Bu dönem filminin oyuncu kadrosunda ise birçok önemli isim rol aldı. Başrollerde; Türk sinemasının iki çok önemli ismi Şener Şen ve İlyas Salman var. Bu ikiliye; Yaprak Özdemiroğlu, Şevket Altuğ, Ayşen Gruda, Neriman Köksal eşlik ediyor.
Dönemin Osmanlı’sında komiser olan Ziver Bey (Şener Şen), toplum tarafından pek hoş karşılanmayan, rüşvetçi ve çıkarcı bir memurdur. Özellikle sorumlu olduğu bölgeden topladığı yüksek haraçlarla, herkesi canından bezdirmiştir. Ziver Bey’in sorumlu olduğu karakola Cumali (İlyas Salman) isimli bir bekçinin tayin olmasıyla işler değişmeye başlar. Cumali, semtteki bozulmuş düzeni yeniden kurmaya niyetlidir. Bir yandan da Cumali, semtin genelevinde çalışan Şekerpare’ye (Yaprak Özdemiroğlu) deli gibi aşıktır. Fakat biri daha Şekerpare’ye gönlünü kaptırmıştır. Tabii ki bu kişi Ziver Bey’dir. Ayrıca Şekerpare’nin gönlü de Ziver Bey’dedir. Film, bu aşk üçgeninde ilerleyen konuyu, genelevde ve semtte geçen olayları, çok yüksek komedi unsurları ile bezeyerek aktarmayı başarmıştır.

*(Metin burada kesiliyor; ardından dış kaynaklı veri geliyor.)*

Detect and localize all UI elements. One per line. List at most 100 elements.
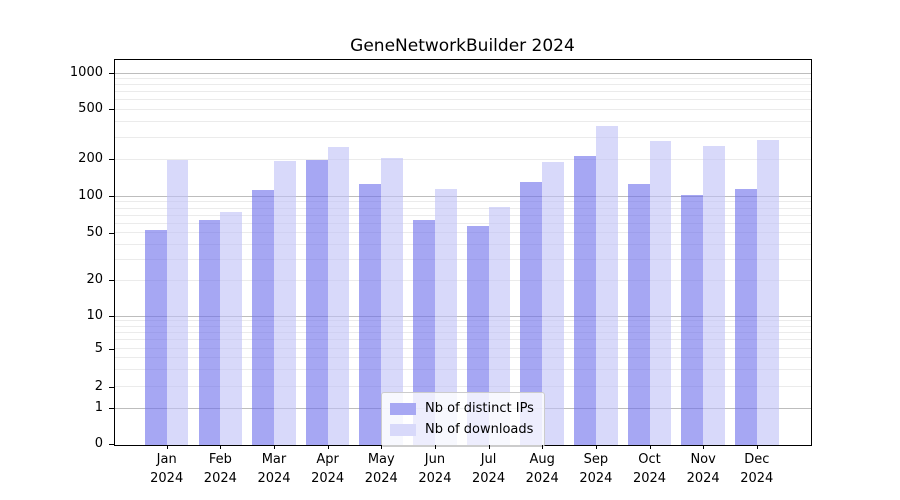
gridline-minor: [115, 325, 811, 327]
bar-distinct-ips-jul: [466, 226, 489, 445]
x-tick-apr: [327, 445, 329, 449]
y-tick-20: [109, 280, 114, 281]
bar-distinct-ips-mar: [252, 190, 274, 445]
gridline-minor: [115, 243, 811, 245]
x-tick-may: [381, 445, 383, 449]
gridline-minor: [115, 207, 811, 209]
legend-item-downloads: Nb of downloads: [390, 419, 536, 440]
gridline-minor: [115, 78, 811, 80]
y-tick-100: [109, 196, 114, 198]
gridline-10: [115, 315, 811, 317]
bar-distinct-ips-aug: [520, 181, 543, 445]
bar-downloads-oct: [649, 140, 672, 445]
y-tick-label-100: 100: [78, 188, 103, 204]
bar-distinct-ips-apr: [305, 159, 328, 445]
gridline-200: [115, 158, 811, 160]
gridline-minor: [115, 339, 811, 341]
x-tick-aug: [542, 445, 544, 449]
bar-distinct-ips-nov: [681, 195, 704, 445]
x-tick-jan: [166, 445, 168, 449]
bar-distinct-ips-jan: [144, 230, 167, 445]
y-tick-label-0: 0: [94, 435, 103, 451]
gridline-minor: [115, 99, 811, 101]
gridline-50: [115, 232, 811, 234]
x-tick-label-feb: Feb 2024: [203, 452, 237, 486]
y-tick-label-1000: 1000: [69, 65, 103, 81]
x-tick-label-aug: Aug 2024: [525, 452, 559, 486]
bar-downloads-mar: [273, 161, 296, 445]
y-tick-5: [109, 348, 114, 350]
bar-distinct-ips-may: [359, 183, 382, 445]
y-tick-1000: [109, 73, 114, 75]
gridline-minor: [115, 201, 811, 203]
y-tick-label-5: 5: [94, 340, 103, 356]
y-tick-label-500: 500: [78, 101, 103, 116]
y-tick-label-10: 10: [86, 308, 103, 323]
x-tick-label-oct: Oct 2024: [632, 452, 667, 486]
x-tick-label-jun: Jun 2024: [418, 452, 452, 486]
y-tick-label-50: 50: [86, 224, 103, 240]
gridline-minor: [115, 91, 811, 93]
x-tick-dec: [756, 445, 758, 449]
plot-area: Nb of distinct IPs Nb of downloads: [114, 59, 812, 447]
gridline-minor: [115, 84, 811, 86]
gridline-500: [115, 108, 811, 110]
y-tick-50: [109, 232, 114, 234]
bar-downloads-aug: [542, 162, 564, 445]
y-tick-label-20: 20: [86, 272, 103, 287]
x-tick-label-apr: Apr 2024: [311, 452, 345, 486]
gridline-100: [115, 195, 811, 197]
x-tick-sep: [595, 445, 597, 449]
y-tick-0: [109, 443, 114, 445]
x-tick-label-nov: Nov 2024: [686, 452, 720, 486]
gridline-2: [115, 386, 811, 387]
gridline-minor: [115, 136, 811, 138]
bar-distinct-ips-dec: [734, 188, 757, 445]
x-tick-label-jan: Jan 2024: [150, 452, 184, 486]
gridline-minor: [115, 369, 811, 371]
y-tick-label-2: 2: [94, 378, 103, 394]
y-tick-200: [109, 159, 114, 161]
legend-swatch-distinct-ips: [390, 402, 416, 415]
bar-downloads-jul: [488, 206, 511, 445]
gridline-minor: [115, 258, 811, 260]
x-tick-label-may: May 2024: [364, 452, 398, 486]
x-tick-label-jul: Jul 2024: [472, 452, 506, 486]
y-tick-label-1: 1: [94, 400, 103, 416]
x-tick-feb: [220, 445, 222, 449]
gridline-20: [115, 279, 811, 281]
bar-downloads-sep: [595, 125, 618, 445]
x-tick-label-mar: Mar 2024: [257, 452, 291, 486]
bar-distinct-ips-oct: [627, 183, 650, 445]
x-tick-oct: [649, 445, 651, 449]
gridline-5: [115, 348, 811, 349]
bar-downloads-jan: [166, 159, 189, 445]
bar-downloads-may: [381, 157, 404, 445]
legend-swatch-downloads: [390, 423, 416, 436]
gridline-minor: [115, 120, 811, 122]
bar-downloads-dec: [756, 140, 779, 445]
y-tick-1: [109, 408, 114, 410]
x-tick-mar: [273, 445, 275, 449]
legend: Nb of distinct IPs Nb of downloads: [381, 392, 545, 447]
x-tick-label-dec: Dec 2024: [740, 452, 774, 486]
gridline-minor: [115, 214, 811, 216]
gridline-minor: [115, 332, 811, 334]
bar-distinct-ips-feb: [198, 220, 221, 445]
bar-distinct-ips-jun: [413, 220, 435, 445]
y-tick-10: [109, 316, 114, 317]
bar-downloads-apr: [327, 146, 350, 445]
legend-label-distinct-ips: Nb of distinct IPs: [425, 401, 534, 416]
legend-label-downloads: Nb of downloads: [425, 422, 534, 437]
gridline-minor: [115, 357, 811, 359]
gridline-minor: [115, 320, 811, 322]
x-tick-label-sep: Sep 2024: [579, 452, 613, 486]
chart-title: GeneNetworkBuilder 2024: [350, 36, 575, 56]
x-tick-jul: [488, 445, 490, 449]
gridline-1000: [115, 72, 811, 74]
y-tick-label-200: 200: [78, 151, 103, 167]
x-tick-jun: [434, 445, 436, 449]
bar-downloads-feb: [220, 211, 243, 445]
x-tick-nov: [703, 445, 705, 449]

Şekerpare’de, Şener Şen oyunculuğunun zirve performanslarından birini sergilemiş desek hiç abartmış olmayız. İlyas Salman’da bekçi Cumali rolü ile hakikaten unutulmaz bir performansa imza atmış. Yine genelev patronu Neriman Köksal ve Ziver Bey’in Cumali’yi baş göz etmeye çalıştığı kadın rolünde Ayşen Gruda’yı da es geçmemek lazım. Şekerpare, Türk sinemasının, abartısız en komik filmlerinden biridir.
Hem dönemin getirisi hem de bir tiyatro uyarlaması olması nedeniyle Şekerpare, orta oyunu tadında bir sinema filmidir. Filmde kullanılan replikler bir dönemin jargonuna etki edecek kadar ilgi çekicidir. Birçok tabir bu filmle insanların diline pelesenk olmuştur. Özellikle Şener Şen’in “Oy namahrem var’’ repliği yıllar geçse de hala hatırlanır.